ERK is a widely expressed intracellular signaling protein kinase in diverse biological functions [46]. The phosphorylation at Thr202/Tyr204 residues results in ERK activation. ERK has been demonstrated to be involved in RF, but its role has been controversial. A majority of studies have shown that ERK acts as a pro-fibrotic factor important for inflammatory responses [47], TGF-β/Smad signaling [48], and ECM and myofibroblast accumulation [49, 50]. In addition, ERK has recently been shown to participate in EMT progression, and the inhibition of ERK ameliorates renal interstitial fibrosis by suppressing tubular EMT [51, 52]. However, Jang et al. demonstrated that the activation of ERK accelerated renal tubular epithelial cell repair and inhibited fibrogenesis following IRI [53]. This result was consistent with previous findings that the phosphorylation of ERK was protective and promoted the growth of renal tubular epithelium but induced apoptosis in renal fibroblasts [54]. ERK was found to be activated on CaMKII phosphorylation after the overexpression of NRI using both in vitro and in vivo fibrosis models.

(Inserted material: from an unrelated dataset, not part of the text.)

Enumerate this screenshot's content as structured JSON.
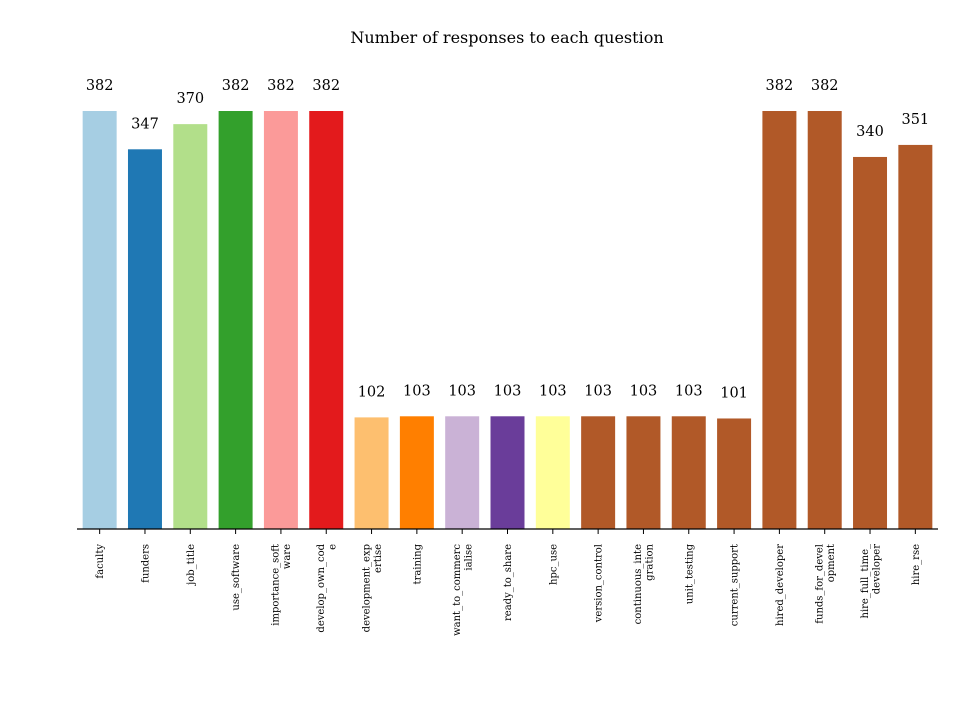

NR1 shRNA knockdown or inhibition with MK801 reduced the phosphorylation levels of ERK. The inhibition of CaMKII reduced ERK phosphorylation, regardless of the expression of NR1 in the cytoplasm and on the membrane.

Conclusions

In summary, NMDAR participates in renal fibrogenesis by activating the CaMKII/ERK pathway. NMDAR inhibition via oral administration is promising in protecting against fibrosis after IRI. It is presumed that NMDAR is a potential therapeutic target. However, more studies are required to substantiate the findings.